Algorithms for Computing in Finite Fields
Researchers: Greg Stein, New York City College of Technology
This project involved the development and implementation of algorithms related to the problem of efficiently performing computations over finite fields, especially those with large characteristics. There exist techniques linking the factorization of cyclotomic polynomials to computing traces of roots of unity (Gauss Sums) over finite fields. Previous algorithms have been constructed to create solutions for each of these problems, given the solution of the other, by working in a quotient of a multivariate polynomial ring isomorphic to the Berlekamp subalgebra as well as various other algorithmic solutions developed for the project. Software was then developed to implement existing algorithms. The software generalizes the existing algorithms to work with arbitrary polynomials over arbitrary finite fields. The two programs were designed to assist in the investigation of a basic problem in mathematics; that of factoring cyclomatic polynomials over finite fields in a time polynomial, in the degree of the polynomial, and the logarithm of the characteristic of the field.
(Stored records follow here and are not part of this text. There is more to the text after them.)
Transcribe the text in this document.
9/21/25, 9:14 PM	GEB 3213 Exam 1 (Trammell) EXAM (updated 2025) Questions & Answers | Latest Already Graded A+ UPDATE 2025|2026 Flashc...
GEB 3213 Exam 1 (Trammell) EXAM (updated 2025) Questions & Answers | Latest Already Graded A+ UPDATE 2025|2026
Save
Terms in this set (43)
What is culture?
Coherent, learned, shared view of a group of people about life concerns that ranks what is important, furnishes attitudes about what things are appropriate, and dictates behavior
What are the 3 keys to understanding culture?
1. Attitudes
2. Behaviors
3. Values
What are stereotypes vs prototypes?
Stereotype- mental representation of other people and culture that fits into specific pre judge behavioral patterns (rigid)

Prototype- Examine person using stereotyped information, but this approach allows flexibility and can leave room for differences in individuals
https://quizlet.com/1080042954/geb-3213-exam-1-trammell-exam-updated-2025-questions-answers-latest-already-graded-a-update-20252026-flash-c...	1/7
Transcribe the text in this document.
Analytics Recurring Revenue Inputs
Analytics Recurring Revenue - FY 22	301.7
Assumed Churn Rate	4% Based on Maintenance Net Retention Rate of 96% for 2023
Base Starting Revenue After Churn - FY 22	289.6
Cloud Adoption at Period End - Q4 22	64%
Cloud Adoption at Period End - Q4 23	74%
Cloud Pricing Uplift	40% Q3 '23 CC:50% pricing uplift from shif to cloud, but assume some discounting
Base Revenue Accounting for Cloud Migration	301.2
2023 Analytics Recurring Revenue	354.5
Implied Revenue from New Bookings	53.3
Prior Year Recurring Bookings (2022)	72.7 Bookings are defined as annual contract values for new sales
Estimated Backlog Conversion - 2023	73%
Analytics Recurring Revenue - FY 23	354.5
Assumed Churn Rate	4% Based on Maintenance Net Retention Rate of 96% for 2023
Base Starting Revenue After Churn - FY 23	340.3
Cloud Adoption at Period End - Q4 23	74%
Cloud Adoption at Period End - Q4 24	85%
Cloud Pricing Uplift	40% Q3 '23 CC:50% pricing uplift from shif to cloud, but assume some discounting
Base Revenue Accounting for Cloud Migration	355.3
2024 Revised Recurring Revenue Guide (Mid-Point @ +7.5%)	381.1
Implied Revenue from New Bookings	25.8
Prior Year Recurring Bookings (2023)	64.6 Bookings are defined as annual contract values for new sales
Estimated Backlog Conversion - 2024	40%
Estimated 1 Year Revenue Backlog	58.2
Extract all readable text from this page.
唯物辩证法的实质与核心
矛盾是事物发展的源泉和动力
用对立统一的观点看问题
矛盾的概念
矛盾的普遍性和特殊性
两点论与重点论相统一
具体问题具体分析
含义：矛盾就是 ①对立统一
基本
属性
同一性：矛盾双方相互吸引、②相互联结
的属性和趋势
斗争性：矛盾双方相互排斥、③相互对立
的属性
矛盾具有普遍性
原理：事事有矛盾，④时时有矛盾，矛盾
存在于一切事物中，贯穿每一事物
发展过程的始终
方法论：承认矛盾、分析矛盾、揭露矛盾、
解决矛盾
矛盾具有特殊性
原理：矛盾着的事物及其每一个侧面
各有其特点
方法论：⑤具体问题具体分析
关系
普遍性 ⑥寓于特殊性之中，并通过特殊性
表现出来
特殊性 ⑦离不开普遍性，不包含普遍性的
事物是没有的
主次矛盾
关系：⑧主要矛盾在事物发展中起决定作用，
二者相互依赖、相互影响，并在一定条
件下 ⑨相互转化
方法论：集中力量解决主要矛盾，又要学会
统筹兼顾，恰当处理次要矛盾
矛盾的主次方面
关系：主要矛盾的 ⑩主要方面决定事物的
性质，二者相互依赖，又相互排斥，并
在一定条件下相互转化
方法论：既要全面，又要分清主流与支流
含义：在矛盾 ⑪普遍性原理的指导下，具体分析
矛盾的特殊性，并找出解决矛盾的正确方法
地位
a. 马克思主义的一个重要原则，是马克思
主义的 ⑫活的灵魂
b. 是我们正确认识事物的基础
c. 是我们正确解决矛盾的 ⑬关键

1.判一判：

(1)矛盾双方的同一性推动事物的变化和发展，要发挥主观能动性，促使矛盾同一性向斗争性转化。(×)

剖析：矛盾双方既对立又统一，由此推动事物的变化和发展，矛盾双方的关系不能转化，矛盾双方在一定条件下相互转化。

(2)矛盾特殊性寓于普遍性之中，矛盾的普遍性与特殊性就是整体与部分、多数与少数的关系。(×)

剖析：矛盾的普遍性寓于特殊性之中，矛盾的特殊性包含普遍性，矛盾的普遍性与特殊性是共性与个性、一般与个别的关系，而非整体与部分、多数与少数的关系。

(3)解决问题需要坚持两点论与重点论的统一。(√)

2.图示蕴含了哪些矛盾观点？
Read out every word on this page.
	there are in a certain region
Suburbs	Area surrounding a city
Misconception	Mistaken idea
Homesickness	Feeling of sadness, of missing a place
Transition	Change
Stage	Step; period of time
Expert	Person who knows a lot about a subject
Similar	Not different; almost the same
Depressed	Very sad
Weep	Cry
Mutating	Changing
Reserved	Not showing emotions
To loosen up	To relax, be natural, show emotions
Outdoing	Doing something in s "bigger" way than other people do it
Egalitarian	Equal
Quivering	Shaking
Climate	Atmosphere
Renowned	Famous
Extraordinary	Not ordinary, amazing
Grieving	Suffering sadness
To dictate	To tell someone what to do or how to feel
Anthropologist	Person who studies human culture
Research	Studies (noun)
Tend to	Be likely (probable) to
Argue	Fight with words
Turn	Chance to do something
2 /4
Quantitative Text Analysis
Researchers: Timothy Shortell, Brooklyn College
Quantitative text analysis is an idea with deep roots. Despite this, the majority of tools on the market are for qualitative text analysis. It is only recently that quantitative text analysis has begun to be developed. Contrary to the traditional qualitative text analysis, which aids the researcher in the researcher in identifying key themes by tagging them and compiling categories of code, quantitative analysis yields a unique insight into the structure of meaning in discourse and focuses on complex semiotic content. The first phase of this project will study a series of computerized coding algorithms to determine the relevant dimensions of variation and the optimal values for three kinds of complex semiotic content rhetoric, value structure and ideology. In the second phase a prototype user interface will be developed for the suite of coding algorithms. The eventual outcome of this project will yield a software tool for content coding at the semiotic level, rather than the lexical or syntactic levels, that is, oriented to quantitative analysis.
Discrete Element Methods for the Study of Unconsolidated Granular Materials through Computational Modeling
Researchers: Hernan Makse, City College
A numerical code based on Discrete Element Modeling (DEM) has been developed for computing the response of particulate materials such as unconsolidated granular materials, concentrated emulsions or fractured rocks. The systems under study in this project may be considered as “unconsolidated” aggregates of particulate materials which acquire stiffness as a result of the applied stress. The constitutive properties of such materials, which also include cohesionless soils, industrial powders, droplets, foams and colloidal suspensions, are determined mainly by interparticle contact properties such as friction and viscoelastic response. The project resulted in the development and testing of a numerical code for the two-dimensional case. The code is written in Fortran 90 and is ready to be ported to a parallel architecture.